Highlighting the collective nature of aspirations contests notions which “reifies the individual migrant as a decision maker who chooses to migrate in a relatively autonomous or individualistic way” (Collins, 2018). To examine this individualistic-collective dichotomy of migration decision making, I turn to Carling’s (Carling & Collins, 2017; Carling & Schewel, 2017; Carling, 2002) aspiration/ability model. The model distinguishes involuntary non-migrants (those who aspire to migrate but lack the ability to do so) from voluntary non-migrants (those without migration aspirations who would prefer to stay). Those who migrate, the model suggests, are those with both the aspiration and the ability to do so—in other words voluntary migrants. What the model doesn’t seem to allow for, however, is the fourth quadrant of the aspiration/ability spectrum: involuntary migrants (those who do not aspire to migrate yet have the ability to do so, and do). In the context of the current influx of asylum seekers into Europe, what needs to be highlighted is the involuntary nature of much of this migration. Not only are many forced to leave due to circumstances beyond their control (for example, war, torture and other violent atrocities), we similarly need to bear in mind the collective nature of aspirations: often entire communities take the decision to pool resources in order for one individual to migrate in order to eventually be able to financially support those back home. The extent to which this would be a voluntary or involuntary decision to migrate on the part of the individual would appear to fall along a much more nuanced continuum than that for which dichotomous categories would allow.

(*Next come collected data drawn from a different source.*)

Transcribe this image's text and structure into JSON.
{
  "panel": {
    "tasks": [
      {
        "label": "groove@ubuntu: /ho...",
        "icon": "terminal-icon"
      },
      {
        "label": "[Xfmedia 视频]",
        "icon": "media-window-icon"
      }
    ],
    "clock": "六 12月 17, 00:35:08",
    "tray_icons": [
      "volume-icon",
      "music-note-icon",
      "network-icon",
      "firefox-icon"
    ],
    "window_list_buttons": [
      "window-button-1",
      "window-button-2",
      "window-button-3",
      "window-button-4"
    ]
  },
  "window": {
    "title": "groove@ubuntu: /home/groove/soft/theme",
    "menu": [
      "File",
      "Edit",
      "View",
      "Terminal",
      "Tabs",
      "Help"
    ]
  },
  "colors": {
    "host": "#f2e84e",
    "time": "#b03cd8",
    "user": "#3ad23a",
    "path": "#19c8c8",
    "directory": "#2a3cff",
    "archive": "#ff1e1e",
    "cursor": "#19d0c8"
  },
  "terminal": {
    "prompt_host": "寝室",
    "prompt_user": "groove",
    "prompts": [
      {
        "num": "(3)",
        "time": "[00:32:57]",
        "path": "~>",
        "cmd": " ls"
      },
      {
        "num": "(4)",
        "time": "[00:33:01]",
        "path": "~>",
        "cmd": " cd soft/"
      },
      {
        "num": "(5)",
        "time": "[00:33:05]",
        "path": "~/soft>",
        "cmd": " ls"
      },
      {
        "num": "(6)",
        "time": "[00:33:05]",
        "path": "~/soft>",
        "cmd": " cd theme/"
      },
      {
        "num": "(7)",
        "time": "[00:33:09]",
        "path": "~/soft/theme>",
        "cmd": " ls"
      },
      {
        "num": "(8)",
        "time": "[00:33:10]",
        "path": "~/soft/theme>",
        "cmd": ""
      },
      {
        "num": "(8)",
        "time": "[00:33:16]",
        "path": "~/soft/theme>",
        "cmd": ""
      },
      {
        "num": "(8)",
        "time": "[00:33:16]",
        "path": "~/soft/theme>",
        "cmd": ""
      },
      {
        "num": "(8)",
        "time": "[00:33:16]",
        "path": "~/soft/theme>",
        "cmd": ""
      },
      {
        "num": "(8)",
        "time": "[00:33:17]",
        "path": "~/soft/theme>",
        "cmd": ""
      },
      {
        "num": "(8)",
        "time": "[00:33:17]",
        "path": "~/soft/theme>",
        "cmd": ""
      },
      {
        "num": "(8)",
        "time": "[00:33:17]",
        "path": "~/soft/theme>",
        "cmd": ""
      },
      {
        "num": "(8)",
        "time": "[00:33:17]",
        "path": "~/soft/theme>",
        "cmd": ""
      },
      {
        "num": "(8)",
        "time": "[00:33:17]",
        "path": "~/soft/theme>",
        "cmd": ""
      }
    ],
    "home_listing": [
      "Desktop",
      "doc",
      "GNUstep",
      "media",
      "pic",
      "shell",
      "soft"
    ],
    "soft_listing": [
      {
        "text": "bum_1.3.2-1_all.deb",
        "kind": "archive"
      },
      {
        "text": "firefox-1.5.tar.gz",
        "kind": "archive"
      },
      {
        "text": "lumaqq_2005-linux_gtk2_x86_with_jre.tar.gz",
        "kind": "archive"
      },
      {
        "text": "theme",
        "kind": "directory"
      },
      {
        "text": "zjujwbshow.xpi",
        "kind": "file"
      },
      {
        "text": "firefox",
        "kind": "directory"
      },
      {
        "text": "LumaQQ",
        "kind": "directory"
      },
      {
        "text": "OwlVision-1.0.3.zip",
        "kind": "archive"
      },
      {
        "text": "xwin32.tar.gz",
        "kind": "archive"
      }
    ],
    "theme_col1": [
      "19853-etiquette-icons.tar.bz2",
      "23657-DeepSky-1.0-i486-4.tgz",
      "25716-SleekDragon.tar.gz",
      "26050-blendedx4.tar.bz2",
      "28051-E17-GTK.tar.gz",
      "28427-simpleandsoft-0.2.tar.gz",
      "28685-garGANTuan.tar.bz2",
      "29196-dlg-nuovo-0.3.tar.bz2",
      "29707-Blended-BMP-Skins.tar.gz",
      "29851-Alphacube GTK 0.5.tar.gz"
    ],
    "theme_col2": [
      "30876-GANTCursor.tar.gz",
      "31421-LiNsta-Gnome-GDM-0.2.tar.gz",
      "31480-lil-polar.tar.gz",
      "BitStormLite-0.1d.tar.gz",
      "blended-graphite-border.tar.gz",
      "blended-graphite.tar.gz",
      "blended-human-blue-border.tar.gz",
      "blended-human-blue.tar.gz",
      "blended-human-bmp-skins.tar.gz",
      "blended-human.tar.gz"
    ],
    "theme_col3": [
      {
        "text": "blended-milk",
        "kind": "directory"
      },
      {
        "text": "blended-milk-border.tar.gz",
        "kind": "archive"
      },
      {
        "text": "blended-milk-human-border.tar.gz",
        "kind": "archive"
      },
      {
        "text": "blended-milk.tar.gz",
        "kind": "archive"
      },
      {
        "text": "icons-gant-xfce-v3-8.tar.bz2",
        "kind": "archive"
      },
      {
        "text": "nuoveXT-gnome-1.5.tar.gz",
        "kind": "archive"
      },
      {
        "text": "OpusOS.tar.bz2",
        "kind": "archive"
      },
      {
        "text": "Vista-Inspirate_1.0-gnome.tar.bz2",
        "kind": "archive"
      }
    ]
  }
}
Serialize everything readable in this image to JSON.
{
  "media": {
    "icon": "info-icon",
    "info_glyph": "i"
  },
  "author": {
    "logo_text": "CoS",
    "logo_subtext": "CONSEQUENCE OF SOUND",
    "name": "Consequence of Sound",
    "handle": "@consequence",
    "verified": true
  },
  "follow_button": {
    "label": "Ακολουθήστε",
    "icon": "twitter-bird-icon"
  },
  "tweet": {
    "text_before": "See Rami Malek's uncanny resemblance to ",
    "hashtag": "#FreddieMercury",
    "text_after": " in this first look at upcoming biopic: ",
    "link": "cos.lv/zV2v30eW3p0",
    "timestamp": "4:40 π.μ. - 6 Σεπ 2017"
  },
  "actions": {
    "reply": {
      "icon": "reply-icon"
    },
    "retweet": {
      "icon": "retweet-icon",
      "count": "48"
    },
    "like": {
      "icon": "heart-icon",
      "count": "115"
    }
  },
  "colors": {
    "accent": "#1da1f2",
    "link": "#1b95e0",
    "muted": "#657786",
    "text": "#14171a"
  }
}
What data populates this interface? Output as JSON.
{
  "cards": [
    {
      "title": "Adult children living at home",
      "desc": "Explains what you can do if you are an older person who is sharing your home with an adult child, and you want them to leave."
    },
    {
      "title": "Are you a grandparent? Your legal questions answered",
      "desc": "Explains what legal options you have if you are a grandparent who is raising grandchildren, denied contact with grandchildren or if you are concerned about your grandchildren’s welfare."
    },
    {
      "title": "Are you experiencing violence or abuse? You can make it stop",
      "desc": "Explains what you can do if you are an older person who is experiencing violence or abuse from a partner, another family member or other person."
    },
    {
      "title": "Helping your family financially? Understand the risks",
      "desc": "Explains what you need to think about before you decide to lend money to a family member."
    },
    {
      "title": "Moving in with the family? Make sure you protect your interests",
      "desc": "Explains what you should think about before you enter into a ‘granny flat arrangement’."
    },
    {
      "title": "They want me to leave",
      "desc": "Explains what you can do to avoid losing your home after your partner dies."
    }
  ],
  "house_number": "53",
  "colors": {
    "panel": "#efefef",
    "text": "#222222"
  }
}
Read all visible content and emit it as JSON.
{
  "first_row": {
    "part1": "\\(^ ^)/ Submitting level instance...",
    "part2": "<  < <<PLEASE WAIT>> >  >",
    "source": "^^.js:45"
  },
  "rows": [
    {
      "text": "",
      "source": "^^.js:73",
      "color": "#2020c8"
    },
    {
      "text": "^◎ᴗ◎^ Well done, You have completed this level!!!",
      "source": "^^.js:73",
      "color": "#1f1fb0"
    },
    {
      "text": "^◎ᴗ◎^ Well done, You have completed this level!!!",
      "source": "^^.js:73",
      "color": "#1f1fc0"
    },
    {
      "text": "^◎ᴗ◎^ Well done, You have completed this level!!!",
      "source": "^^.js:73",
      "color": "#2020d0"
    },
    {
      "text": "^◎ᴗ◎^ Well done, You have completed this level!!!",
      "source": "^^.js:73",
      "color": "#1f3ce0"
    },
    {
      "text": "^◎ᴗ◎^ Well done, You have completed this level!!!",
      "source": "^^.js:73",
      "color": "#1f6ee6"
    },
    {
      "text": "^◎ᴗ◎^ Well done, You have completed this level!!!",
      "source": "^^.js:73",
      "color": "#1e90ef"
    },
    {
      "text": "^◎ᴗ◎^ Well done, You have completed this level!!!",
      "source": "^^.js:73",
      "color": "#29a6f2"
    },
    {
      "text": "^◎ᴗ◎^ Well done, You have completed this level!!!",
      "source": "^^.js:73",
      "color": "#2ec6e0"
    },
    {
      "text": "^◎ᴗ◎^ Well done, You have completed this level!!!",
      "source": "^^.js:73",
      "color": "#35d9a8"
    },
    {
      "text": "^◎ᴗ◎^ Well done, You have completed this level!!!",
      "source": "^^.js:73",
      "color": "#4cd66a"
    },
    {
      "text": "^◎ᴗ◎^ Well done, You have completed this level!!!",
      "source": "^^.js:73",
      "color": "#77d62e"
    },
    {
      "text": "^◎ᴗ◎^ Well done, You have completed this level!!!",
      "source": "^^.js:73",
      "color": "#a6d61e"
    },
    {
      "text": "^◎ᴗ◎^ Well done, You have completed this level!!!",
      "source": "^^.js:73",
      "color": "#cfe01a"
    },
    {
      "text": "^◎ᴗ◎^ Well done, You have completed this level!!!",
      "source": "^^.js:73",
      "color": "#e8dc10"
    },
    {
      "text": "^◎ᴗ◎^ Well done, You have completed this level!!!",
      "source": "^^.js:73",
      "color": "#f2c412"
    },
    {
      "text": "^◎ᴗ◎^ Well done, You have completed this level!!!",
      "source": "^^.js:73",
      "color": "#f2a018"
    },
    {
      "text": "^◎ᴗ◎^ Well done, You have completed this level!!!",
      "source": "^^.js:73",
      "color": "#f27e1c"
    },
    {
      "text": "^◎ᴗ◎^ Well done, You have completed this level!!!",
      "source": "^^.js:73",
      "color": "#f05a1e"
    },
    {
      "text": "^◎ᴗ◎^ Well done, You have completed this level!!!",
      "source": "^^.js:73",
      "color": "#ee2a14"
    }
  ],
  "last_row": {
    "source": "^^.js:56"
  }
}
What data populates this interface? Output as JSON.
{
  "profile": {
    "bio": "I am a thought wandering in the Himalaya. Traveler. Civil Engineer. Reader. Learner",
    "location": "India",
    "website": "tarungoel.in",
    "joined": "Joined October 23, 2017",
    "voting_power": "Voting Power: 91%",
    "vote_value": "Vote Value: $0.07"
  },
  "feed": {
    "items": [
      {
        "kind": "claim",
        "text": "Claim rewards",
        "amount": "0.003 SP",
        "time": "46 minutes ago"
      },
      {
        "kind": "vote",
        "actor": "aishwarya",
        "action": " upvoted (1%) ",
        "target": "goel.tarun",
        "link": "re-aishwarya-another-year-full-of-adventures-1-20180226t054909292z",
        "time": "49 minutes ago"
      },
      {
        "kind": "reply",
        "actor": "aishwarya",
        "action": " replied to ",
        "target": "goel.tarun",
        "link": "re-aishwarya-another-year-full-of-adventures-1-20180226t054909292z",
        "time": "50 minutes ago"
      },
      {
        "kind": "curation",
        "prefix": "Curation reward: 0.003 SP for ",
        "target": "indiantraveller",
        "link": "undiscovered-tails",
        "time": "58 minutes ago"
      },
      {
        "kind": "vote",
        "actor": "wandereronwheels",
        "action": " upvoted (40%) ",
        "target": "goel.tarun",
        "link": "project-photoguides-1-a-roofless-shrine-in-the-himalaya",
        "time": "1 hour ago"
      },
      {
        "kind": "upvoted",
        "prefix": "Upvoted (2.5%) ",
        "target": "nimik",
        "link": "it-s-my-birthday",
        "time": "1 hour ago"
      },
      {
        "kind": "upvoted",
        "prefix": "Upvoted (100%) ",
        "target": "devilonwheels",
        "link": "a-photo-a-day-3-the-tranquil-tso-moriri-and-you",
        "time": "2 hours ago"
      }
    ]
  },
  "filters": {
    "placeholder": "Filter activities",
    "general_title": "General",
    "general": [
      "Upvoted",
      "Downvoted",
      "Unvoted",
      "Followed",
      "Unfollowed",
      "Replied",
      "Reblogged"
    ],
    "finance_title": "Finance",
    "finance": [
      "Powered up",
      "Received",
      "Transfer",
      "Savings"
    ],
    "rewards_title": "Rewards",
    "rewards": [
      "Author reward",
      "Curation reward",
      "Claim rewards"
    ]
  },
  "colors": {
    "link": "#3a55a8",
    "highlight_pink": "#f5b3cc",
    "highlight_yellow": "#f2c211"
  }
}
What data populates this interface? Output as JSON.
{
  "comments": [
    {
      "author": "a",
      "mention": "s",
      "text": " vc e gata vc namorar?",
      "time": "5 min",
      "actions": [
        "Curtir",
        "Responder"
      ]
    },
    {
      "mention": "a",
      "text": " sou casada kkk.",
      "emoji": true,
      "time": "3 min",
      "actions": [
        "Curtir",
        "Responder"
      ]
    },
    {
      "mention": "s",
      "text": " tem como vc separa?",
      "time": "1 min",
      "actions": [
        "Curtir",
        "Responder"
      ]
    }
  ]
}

The theoretical background of sociocultural psychology allows for an exploration of these nuances—of the ever-changing and dynamic development of aspirations over time, and within sociocultural context. It evokes a methodology incorporating an exploration not only of the subjective perspective, but also the dynamics by which the social and cultural environment guide and enable the person’s development (Zittoun, 2017). Of particular interest in this study is the way in which aspirations are influenced by the encompassing fabric of the cultural collective, related both to the country of origin as well as the Greek context of protracted displacement and a liminal permanent temporariness.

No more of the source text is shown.